A fun tweet today from @zerobeta described Goldman Sachs as follows: "Goldman is the Marsha Brady of Financial World. It's always about Goldman Goldman Goldman!"
The observation definitely rings true this week. As the bank prepares to release its third-quarter earnings this Thursday, everyone's getting their bank sheets in a twist over upcoming bonus season.

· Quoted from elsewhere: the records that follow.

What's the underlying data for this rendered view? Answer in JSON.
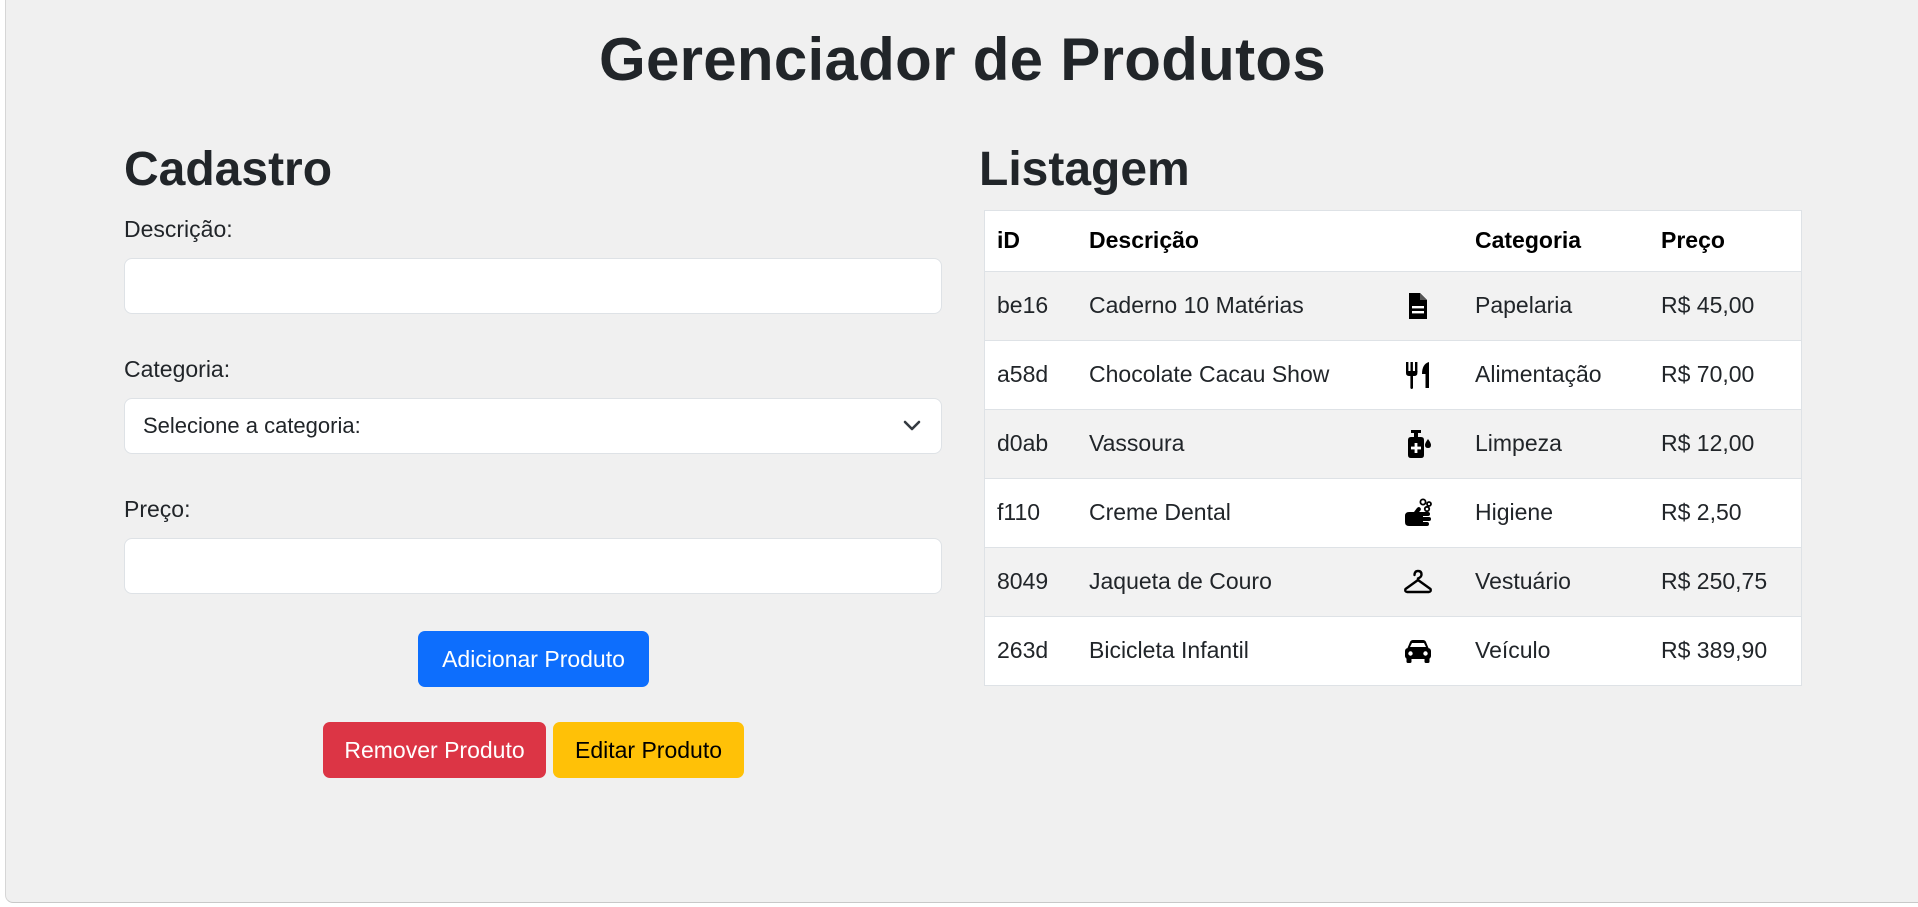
{
  "page_title": "Gerenciador de Produtos",
  "form": {
    "title": "Cadastro",
    "description_label": "Descrição:",
    "description_value": "",
    "category_label": "Categoria:",
    "category_selected": "Selecione a categoria:",
    "price_label": "Preço:",
    "price_value": "",
    "add_label": "Adicionar Produto",
    "remove_label": "Remover Produto",
    "edit_label": "Editar Produto"
  },
  "listing": {
    "title": "Listagem",
    "headers": [
      "iD",
      "Descrição",
      "",
      "Categoria",
      "Preço"
    ],
    "rows": [
      {
        "id": "be16",
        "description": "Caderno 10 Matérias",
        "icon": "file-icon",
        "category": "Papelaria",
        "price": "R$ 45,00"
      },
      {
        "id": "a58d",
        "description": "Chocolate Cacau Show",
        "icon": "utensils-icon",
        "category": "Alimentação",
        "price": "R$ 70,00"
      },
      {
        "id": "d0ab",
        "description": "Vassoura",
        "icon": "pump-soap-icon",
        "category": "Limpeza",
        "price": "R$ 12,00"
      },
      {
        "id": "f110",
        "description": "Creme Dental",
        "icon": "hand-soap-icon",
        "category": "Higiene",
        "price": "R$ 2,50"
      },
      {
        "id": "8049",
        "description": "Jaqueta de Couro",
        "icon": "hanger-icon",
        "category": "Vestuário",
        "price": "R$ 250,75"
      },
      {
        "id": "263d",
        "description": "Bicicleta Infantil",
        "icon": "car-icon",
        "category": "Veículo",
        "price": "R$ 389,90"
      }
    ]
  },
  "colors": {
    "primary": "#0d6efd",
    "danger": "#dc3545",
    "warning": "#ffc107",
    "background": "#f0f0f0"
  }
}
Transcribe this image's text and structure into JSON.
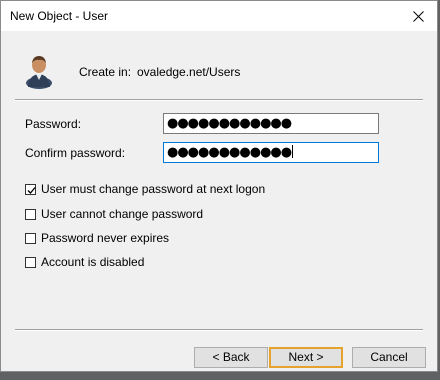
{
  "window": {
    "title": "New Object - User"
  },
  "header": {
    "create_label": "Create in:",
    "create_path": "ovaledge.net/Users"
  },
  "form": {
    "password_label": "Password:",
    "password_mask": "●●●●●●●●●●●●",
    "confirm_label": "Confirm password:",
    "confirm_mask": "●●●●●●●●●●●●"
  },
  "options": [
    {
      "label": "User must change password at next logon",
      "checked": true
    },
    {
      "label": "User cannot change password",
      "checked": false
    },
    {
      "label": "Password never expires",
      "checked": false
    },
    {
      "label": "Account is disabled",
      "checked": false
    }
  ],
  "buttons": {
    "back": "< Back",
    "next": "Next >",
    "cancel": "Cancel"
  },
  "colors": {
    "focus_border": "#0078d7",
    "default_button_border": "#e5a22c"
  }
}
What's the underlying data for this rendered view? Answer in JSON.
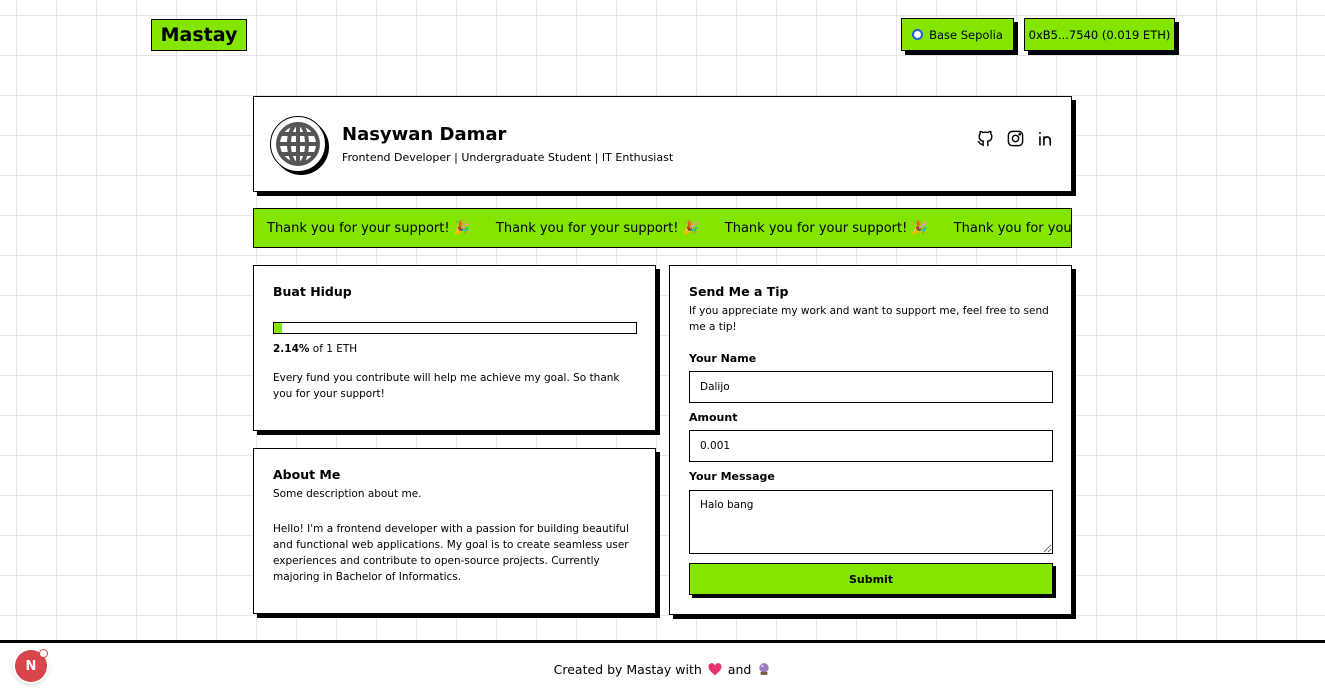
{
  "header": {
    "logo": "Mastay",
    "network": "Base Sepolia",
    "wallet": "0xB5...7540 (0.019 ETH)"
  },
  "profile": {
    "name": "Nasywan Damar",
    "role": "Frontend Developer | Undergraduate Student | IT Enthusiast",
    "socials": [
      "github-icon",
      "instagram-icon",
      "linkedin-icon"
    ]
  },
  "marquee": {
    "message": "Thank you for your support! 🎉"
  },
  "goal": {
    "title": "Buat Hidup",
    "percent": "2.14%",
    "progress_fraction": 0.0214,
    "target": "of 1 ETH",
    "description": "Every fund you contribute will help me achieve my goal. So thank you for your support!"
  },
  "about": {
    "title": "About Me",
    "subtitle": "Some description about me.",
    "body": "Hello! I'm a frontend developer with a passion for building beautiful and functional web applications. My goal is to create seamless user experiences and contribute to open-source projects. Currently majoring in Bachelor of Informatics."
  },
  "tip": {
    "title": "Send Me a Tip",
    "description": "If you appreciate my work and want to support me, feel free to send me a tip!",
    "name_label": "Your Name",
    "name_value": "Dalijo",
    "amount_label": "Amount",
    "amount_value": "0.001",
    "message_label": "Your Message",
    "message_value": "Halo bang",
    "submit_label": "Submit"
  },
  "footer": {
    "text": "Created by Mastay with",
    "and": "and",
    "badge": "N"
  },
  "colors": {
    "accent": "#84e600",
    "border": "#000000",
    "badge": "#d8454a"
  }
}
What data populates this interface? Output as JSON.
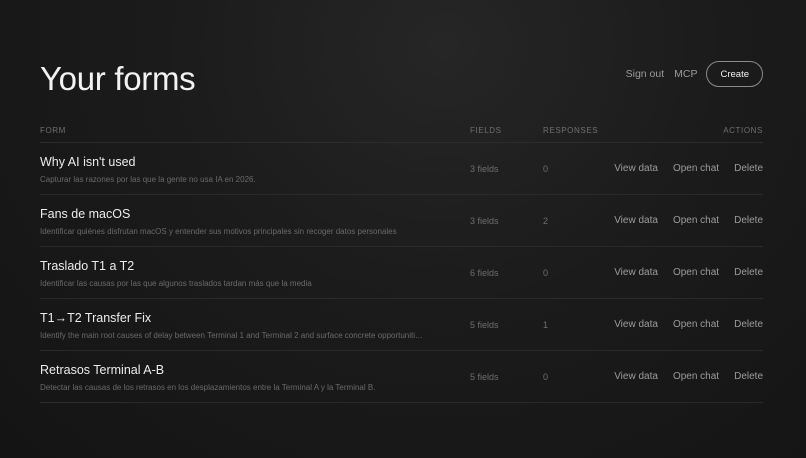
{
  "header": {
    "title": "Your forms",
    "nav": {
      "sign_out": "Sign out",
      "mcp": "MCP",
      "create": "Create"
    }
  },
  "table": {
    "columns": {
      "form": "FORM",
      "fields": "FIELDS",
      "responses": "RESPONSES",
      "actions": "ACTIONS"
    },
    "action_labels": {
      "view": "View data",
      "chat": "Open chat",
      "delete": "Delete"
    },
    "rows": [
      {
        "name": "Why AI isn't used",
        "description": "Capturar las razones por las que la gente no usa IA en 2026.",
        "fields": "3 fields",
        "responses": "0"
      },
      {
        "name": "Fans de macOS",
        "description": "Identificar quiénes disfrutan macOS y entender sus motivos principales sin recoger datos personales",
        "fields": "3 fields",
        "responses": "2"
      },
      {
        "name": "Traslado T1 a T2",
        "description": "Identificar las causas por las que algunos traslados tardan más que la media",
        "fields": "6 fields",
        "responses": "0"
      },
      {
        "name": "T1→T2 Transfer Fix",
        "description": "Identify the main root causes of delay between Terminal 1 and Terminal 2 and surface concrete opportuniti…",
        "fields": "5 fields",
        "responses": "1"
      },
      {
        "name": "Retrasos Terminal A-B",
        "description": "Detectar las causas de los retrasos en los desplazamientos entre la Terminal A y la Terminal B.",
        "fields": "5 fields",
        "responses": "0"
      }
    ]
  }
}
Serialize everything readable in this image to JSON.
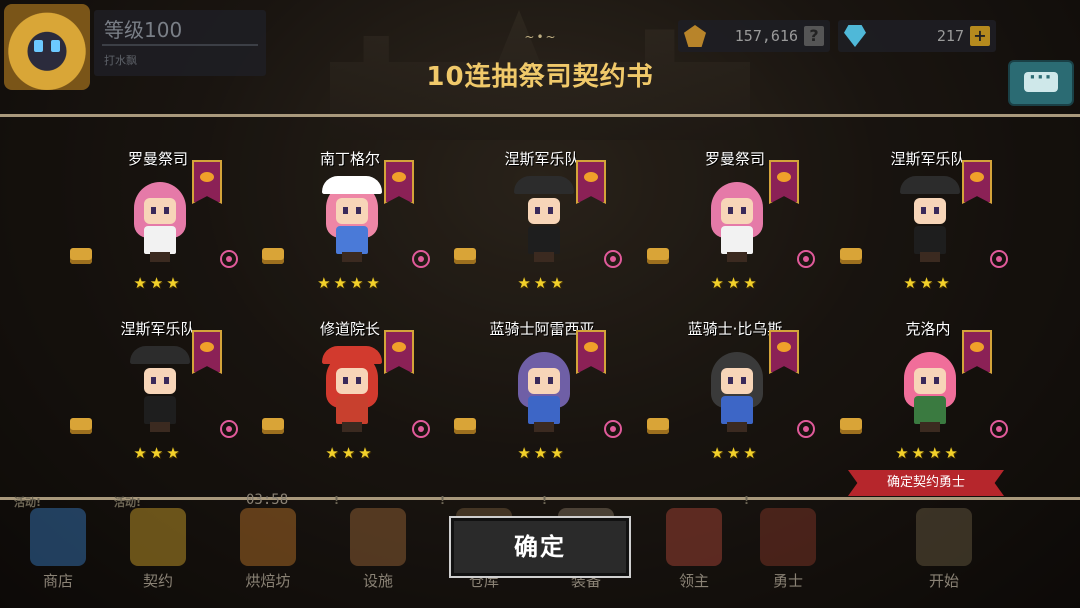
{
  "player": {
    "level_label": "等级100",
    "subtitle": "打水飘"
  },
  "resources": {
    "gold": "157,616",
    "gems": "217",
    "help_label": "?",
    "add_label": "+"
  },
  "dialog": {
    "title": "10连抽祭司契约书",
    "confirm_label": "确定",
    "confirm_tag": "确定契约勇士"
  },
  "heroes": [
    {
      "name": "罗曼祭司",
      "stars": "★★★",
      "star_count": 3,
      "hair": "#e57aa8",
      "body": "#f2f2f2",
      "hat": null
    },
    {
      "name": "南丁格尔",
      "stars": "★★★★",
      "star_count": 4,
      "hair": "#ee86a6",
      "body": "#4a7ad8",
      "hat": "#ffffff"
    },
    {
      "name": "涅斯军乐队",
      "stars": "★★★",
      "star_count": 3,
      "hair": null,
      "body": "#1e1e1e",
      "hat": "#2c2c2c"
    },
    {
      "name": "罗曼祭司",
      "stars": "★★★",
      "star_count": 3,
      "hair": "#e57aa8",
      "body": "#f2f2f2",
      "hat": null
    },
    {
      "name": "涅斯军乐队",
      "stars": "★★★",
      "star_count": 3,
      "hair": null,
      "body": "#1e1e1e",
      "hat": "#2c2c2c"
    },
    {
      "name": "涅斯军乐队",
      "stars": "★★★",
      "star_count": 3,
      "hair": null,
      "body": "#1e1e1e",
      "hat": "#2c2c2c"
    },
    {
      "name": "修道院长",
      "stars": "★★★",
      "star_count": 3,
      "hair": "#d23a2e",
      "body": "#c8402e",
      "hat": "#d23a2e"
    },
    {
      "name": "蓝骑士阿雷西亚",
      "stars": "★★★",
      "star_count": 3,
      "hair": "#6f5fa6",
      "body": "#3d66c6",
      "hat": null
    },
    {
      "name": "蓝骑士·比乌斯",
      "stars": "★★★",
      "star_count": 3,
      "hair": "#3a3a3a",
      "body": "#3d66c6",
      "hat": null
    },
    {
      "name": "克洛内",
      "stars": "★★★★",
      "star_count": 4,
      "hair": "#f06e9a",
      "body": "#3a7a40",
      "hat": null
    }
  ],
  "nav": [
    {
      "label": "商店",
      "icon": "shop-icon",
      "badge": "活动!",
      "color": "#3a7fc8"
    },
    {
      "label": "契约",
      "icon": "contract-icon",
      "badge": "活动!",
      "color": "#d6a82c"
    },
    {
      "label": "烘焙坊",
      "icon": "bakery-icon",
      "badge": "",
      "color": "#c0772a"
    },
    {
      "label": "设施",
      "icon": "facility-icon",
      "badge": "!",
      "color": "#a06a3a"
    },
    {
      "label": "仓库",
      "icon": "warehouse-icon",
      "badge": "!",
      "color": "#7a6040"
    },
    {
      "label": "装备",
      "icon": "equipment-icon",
      "badge": "!",
      "color": "#8a7a66"
    },
    {
      "label": "领主",
      "icon": "lord-icon",
      "badge": "",
      "color": "#b44a3a"
    },
    {
      "label": "勇士",
      "icon": "warrior-icon",
      "badge": "!",
      "color": "#8a3a2a"
    },
    {
      "label": "开始",
      "icon": "start-icon",
      "badge": "",
      "color": "#6d5f45"
    }
  ],
  "timer": "03:58"
}
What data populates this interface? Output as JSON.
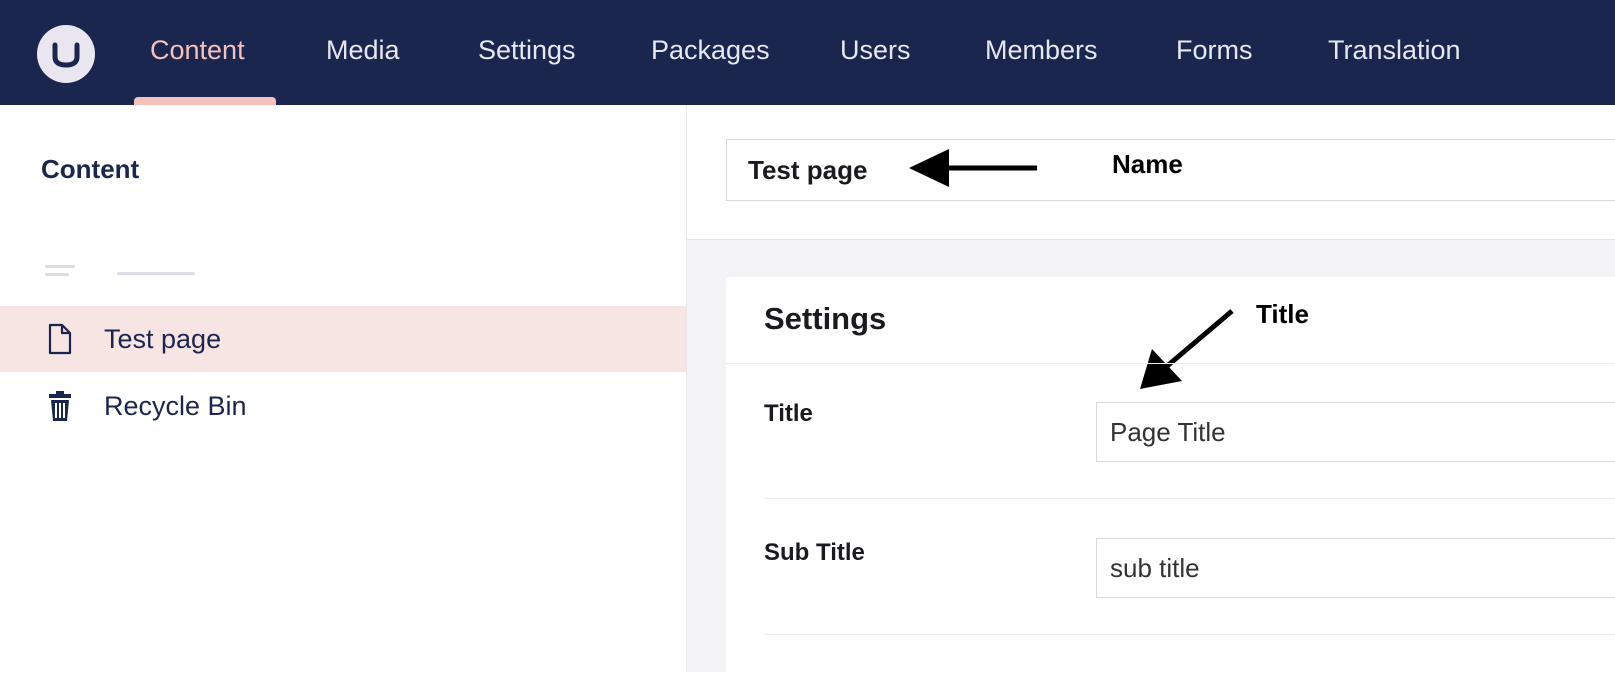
{
  "nav": {
    "items": [
      {
        "label": "Content",
        "active": true
      },
      {
        "label": "Media"
      },
      {
        "label": "Settings"
      },
      {
        "label": "Packages"
      },
      {
        "label": "Users"
      },
      {
        "label": "Members"
      },
      {
        "label": "Forms"
      },
      {
        "label": "Translation"
      }
    ]
  },
  "tree": {
    "heading": "Content",
    "items": [
      {
        "label": "Test page",
        "icon": "document-icon",
        "selected": true
      },
      {
        "label": "Recycle Bin",
        "icon": "trash-icon"
      }
    ]
  },
  "editor": {
    "name_value": "Test page",
    "group_title": "Settings",
    "properties": [
      {
        "label": "Title",
        "value": "Page Title"
      },
      {
        "label": "Sub Title",
        "value": "sub title"
      }
    ]
  },
  "annotations": {
    "name": "Name",
    "title": "Title"
  },
  "colors": {
    "header_bg": "#1b264f",
    "active_accent": "#f5c1bc",
    "selected_row": "#f6e5e3"
  }
}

Analysts are estimating that Goldman's pool will accumulate a cool $23 billion, ripe for generous disbursal -- and even riper for populist lament.
But Andrew Ross Sorkin writes that Goldman's executives are paid mostly in stock and "may impose a clawback provision that would require employees to give up some of their compensation if trades go the wrong way." Ostensibly, clawbacks are supposed to guard against wild risk-taking -- and ensure that employees are considering the long term performance of the bank before they take risky gambles.
Even in light of those superb earnings and bonuses, Meredith Whitney has downgraded Goldman shares from Buy to Neutral. Everyone's favorite canary in the coal mine -- or perma-bear, depending on how you look at it -- writes that Goldman's 34% run in price since second quarter has prompted a "why be greedy" rationale. "At $190, shares have exceeded our $186 12-month price target, and we believe upside could be limited over the medium term," she adds.
Is the finance world's Cassandra on target again? Or merely trying to make waves?